Walker Myrick never physically met his brother Willis who died in their mother's womb due to a rare illness that affects identical twins.
It has been over fifteen years since Brooke Myrick lost one of her twins, Willis, to a rare illness that affects identical twins. She misses her son and so does Walker—one of her twins who survived. They both can't stop thinking about Willis.
Walker lives with his mother and siblings in Florence, Alabama. He was never able to meet his brother physically but they share a unique bond. He feels so connected to his brother that he visits Willis' grave to give him updates about his life or with their other siblings, as per TODAY.
"It's just one of those things. I truly believe he'll always have a connection with his brother," she said.
Walker himself confirmed a link to his twin in a video that was captured on Christmas in 2016. Walker said, in the video, "I still remember my brother now, and he watches over me constantly." Brooke, who lives with her husband, Michael, along with Walker, and three other children, Jolie, Cooper, and Bryant, said the whole family still feels close to Willis.

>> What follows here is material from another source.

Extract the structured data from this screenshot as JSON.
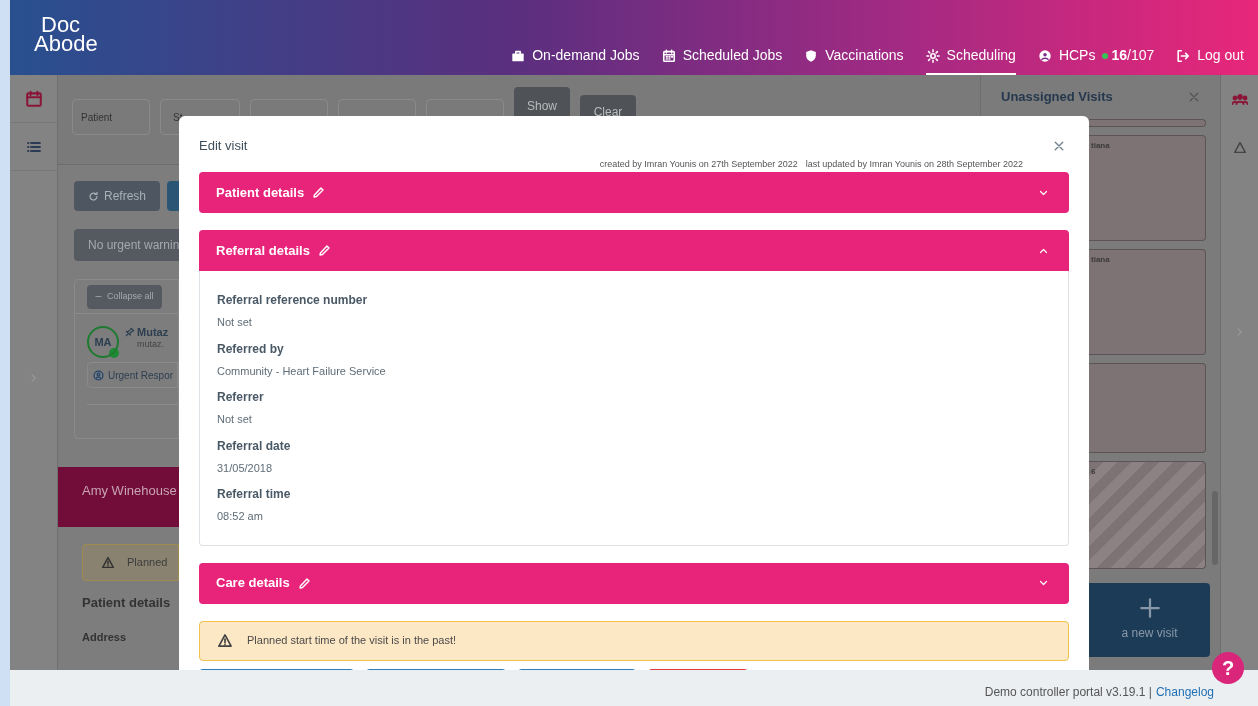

A few years ago, when Walker had just finished his first day of kindergarten and wanted to tell his brother all about it, Brooke published his photo on Facebook. Since then, she has been taking a lot of pictures of Walker when they are at the twin's grave.
Walker was never able to physically meet his twin because when their mother Brooke was 22 weeks in her pregnancy, her doctor informed her that one of the twins didn't have a heartbeat.
"I had never heard of it, and I actually didn't even know we should get tested," Brooke said of the twin-to-twin transfusion syndrome (TTTS), the illness that killed Willis. "Every time we went in, everything was fine, so I was in this mindset that I'm going to have two healthy babies," she added.
In TTTS, identical twins share the same blood vessels in a single placenta while in the womb, resulting in one twin receiving more blood flow than the other. Without treatment, it's fatal. Speaking to TODAY in 2017 Brooke recalls being told that everything was fine and was shocked when she got to know that was not the case. She then got another diagnosis with a specialist, who was able to save Walker. "He was born at 32 weeks," she said adding that "he is so smart — he just beat the odds."
It has been incredibly distressing for her, her husband, and her entire family to experience Willis' passing. But they keep him alive in their memories by visiting his grave on various occasions. Brooke said that she is proud that her family is able to turn grief into something good for themselves. "We taught them how to grieve somebody and celebrate life at the same time," Brooke said. "It's not a depressing thing. When we go up there, we laugh — I want people to see that. We honor him."
Brooke has also decided to turn her suffering into a purpose by raising awareness about the condition that killed her son. Every year, she organizes "The Walker and Willis Birthday Walk", accompanied by an auction and t-shirt sales to raise money and awareness. The main two objectives of the event held every year are raising awareness of TTTS and contributing $2,500 annually to the TTTS Foundation. Brooke even sits down with other parents, giving them advice on what she believes they should do if they experience what she experienced.
"It's become a tradition around here," Brooke said. "We meet different people every year, and he's raised at least $2,500 every year."